Methods:  A total of 689 patients with NSCLC who underwent complete resection involving dissection of the hilar and mediastinal LNs with curative intent of ≥ 10 LNs were enrolled. The association between the total number of LNs (nN) involved and survival was assessed by comparison with the anatomic location of LN involvement (pathologic lymph node [pN]), the present nodal category.

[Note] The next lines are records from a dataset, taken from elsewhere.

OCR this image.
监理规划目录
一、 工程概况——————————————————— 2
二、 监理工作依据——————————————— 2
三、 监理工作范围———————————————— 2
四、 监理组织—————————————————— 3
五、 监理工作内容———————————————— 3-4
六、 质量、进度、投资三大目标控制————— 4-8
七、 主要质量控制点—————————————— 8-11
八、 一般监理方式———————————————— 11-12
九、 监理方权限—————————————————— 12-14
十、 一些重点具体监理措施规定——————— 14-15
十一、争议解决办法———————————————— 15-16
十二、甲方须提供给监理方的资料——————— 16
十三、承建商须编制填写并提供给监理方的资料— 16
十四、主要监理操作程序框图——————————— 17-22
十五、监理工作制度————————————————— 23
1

Results:  We classified the patients into five categories according to the combined pN and nN status as follows: pN0-nN0, pN1-nN1-3, pN1-nN4−, pN2-nN1-3, and pN2-nN4. Although there was no statistically significant difference between the pN1-nN4− and pN2-nN1-3 categories, pN2-nN1-3 had better prognoses than pN1-nN4−. On multivariate analysis, the nN category was an independent prognostic factor for overall survival and disease-free survival (vs nN4−; the hazard ratios of nN0 and nN1-3 for overall survival were 0.223 and 0.369, respectively, P < .0001 for all), similar to the pN category. We propose a new classification based on a combination of the pN and nN categories: namely, N0 becomes pN0-nN0, the N1 category becomes pN1-nN1-3, the N2a category becomes pN2-nN1-3 + pN1-nN4−, and the N2b category becomes pN2-nN4. Each survival curve was proportional and was well distributed among the curves.

Conclusions:  A combined anatomically based pN stage classification and numerically based nN stage classification is a more accurate prognostic determinant in patients with NSCLC, especially in the prognostically heterogeneous pN1 and pN2 cases. Further large-scale international cohort validation analyses are warranted.